Many vaccines we give have limited safety data, lots of efficacy data. This does not mean we know that they are particularly harmful. I think the safety profile of many of these products, as well as the products in combination, have not been adequately studied. This can easily be remedied!
In the wake of Covid we have something like a crisis with respect to faith in our public health institutions. The mistrust felt by many has been well-earned. There should be a massive push by the CDC/FDA/NIH to conduct studies that answer many of the questions raised in this book. Directly addressing these issues is the only way to restore public trust in our institutions.
Treating childhood vaccines as a class leads to absurdities. The rationale behind vaccinating every child for Hep B (questionable) is dramatically different than that behind Measles (measles infections have effectively been eliminated by the vaccine.)
We should avoid the cartoonish version of the vaccine efficacy argument that pretends infectious disease mortality wasn’t dramatically reduced by improved sanitation, hygiene, and antibiotics, often well before the vaccines were introduced.

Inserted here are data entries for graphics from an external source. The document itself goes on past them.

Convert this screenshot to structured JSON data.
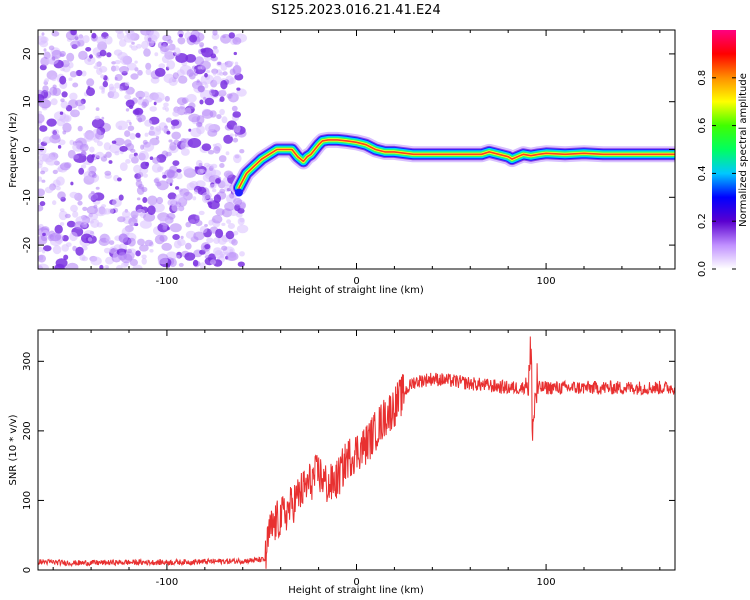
{
  "title": "S125.2023.016.21.41.E24",
  "chart_data": [
    {
      "type": "heatmap",
      "xlabel": "Height of straight line (km)",
      "ylabel": "Frequency (Hz)",
      "xlim": [
        -168,
        168
      ],
      "ylim": [
        -25,
        25
      ],
      "xticks": [
        -100,
        0,
        100
      ],
      "xtick_labels": [
        "-100",
        "0",
        "100"
      ],
      "yticks": [
        -20,
        -10,
        0,
        10,
        20
      ],
      "ytick_labels": [
        "-20",
        "-10",
        "0",
        "10",
        "20"
      ],
      "grid": false,
      "noise_region": {
        "x_from": -168,
        "x_to": -60,
        "y_from": -25,
        "y_to": 25
      },
      "signal_ridge": {
        "x": [
          -62,
          -58,
          -54,
          -50,
          -46,
          -42,
          -38,
          -34,
          -31,
          -28,
          -26,
          -24,
          -22,
          -20,
          -18,
          -15,
          -10,
          -5,
          0,
          5,
          10,
          15,
          20,
          30,
          40,
          50,
          60,
          66,
          70,
          75,
          80,
          82,
          85,
          88,
          92,
          96,
          100,
          110,
          120,
          130,
          140,
          150,
          160,
          168
        ],
        "freq_hz": [
          -8,
          -5,
          -3.5,
          -2,
          -1,
          0,
          0,
          0,
          -1.5,
          -2.5,
          -1.5,
          -1,
          0,
          1,
          1.8,
          2,
          2,
          1.8,
          1.5,
          1,
          0,
          -0.5,
          -0.5,
          -1,
          -1,
          -1,
          -1,
          -1,
          -0.5,
          -1,
          -1.5,
          -2,
          -1.5,
          -1,
          -1.3,
          -1,
          -0.8,
          -1,
          -0.8,
          -1,
          -1,
          -1,
          -1,
          -1
        ]
      },
      "colorbar": {
        "label": "Normalized spectral amplitude",
        "range": [
          0,
          1
        ],
        "ticks": [
          0,
          0.2,
          0.4,
          0.6,
          0.8
        ],
        "tick_labels": [
          "0.0",
          "0.2",
          "0.4",
          "0.6",
          "0.8"
        ],
        "colors": [
          "#ffffff",
          "#c090ff",
          "#5a00d0",
          "#0000ff",
          "#00c8ff",
          "#00ff60",
          "#40ff00",
          "#ffff00",
          "#ff9000",
          "#ff0000",
          "#ff0080"
        ]
      }
    },
    {
      "type": "line",
      "xlabel": "Height of straight line (km)",
      "ylabel": "SNR (10 * v/v)",
      "xlim": [
        -168,
        168
      ],
      "ylim": [
        0,
        345
      ],
      "xticks": [
        -100,
        0,
        100
      ],
      "xtick_labels": [
        "-100",
        "0",
        "100"
      ],
      "yticks": [
        0,
        100,
        200,
        300
      ],
      "ytick_labels": [
        "0",
        "100",
        "200",
        "300"
      ],
      "grid": false,
      "color": "#e83030",
      "series": [
        {
          "x": [
            -168,
            -150,
            -120,
            -100,
            -80,
            -60,
            -48,
            -46,
            -42,
            -38,
            -35,
            -30,
            -25,
            -20,
            -15,
            -10,
            -5,
            0,
            5,
            10,
            15,
            20,
            25,
            30,
            40,
            50,
            60,
            70,
            80,
            88,
            91,
            92,
            93,
            94,
            95,
            96,
            100,
            110,
            120,
            130,
            140,
            150,
            160,
            168
          ],
          "values": [
            12,
            10,
            11,
            11,
            12,
            13,
            15,
            55,
            70,
            80,
            90,
            110,
            125,
            140,
            120,
            130,
            160,
            170,
            180,
            200,
            220,
            235,
            255,
            270,
            275,
            272,
            268,
            265,
            262,
            262,
            275,
            310,
            200,
            240,
            262,
            262,
            262,
            262,
            262,
            262,
            262,
            262,
            262,
            262
          ]
        }
      ]
    }
  ]
}
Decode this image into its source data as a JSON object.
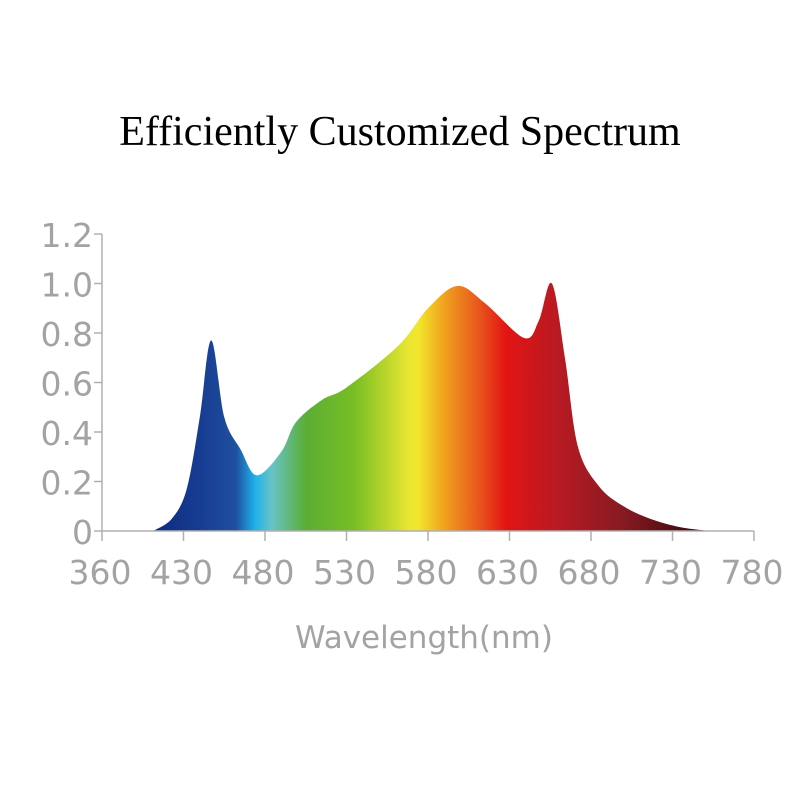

A sober analysis of benefits and risks should continually be encouraged for any medical product, whether it has sacred cow status or not
Please continue the series. These debates are so frustrating, mainly because the people I tend to think are more credible overall (doctors and scientists) take shortcuts of logic and exhibit bias that is impossible to defend. Example - Paul Offit, a man who is obviously highly intelligent, once compared myocarditis rates observed via hospitalization surveillance (a floor) to that seen in the fishing expedition athlete covid myocarditis study (a ceiling). COME ON MAN. He would never in a million years accept that type of apples and oranges comparison if it were tipped in the other direction. This is the kind of thing that drives me nuts. We need more people like yourself, who can just stop being hysterical, calm down, and follow long ago accepted standards of medical evidence to wherever they lead, and without concern as to which "side" is left applauding.
Please continue the series! This is fascinating and important. Thank you.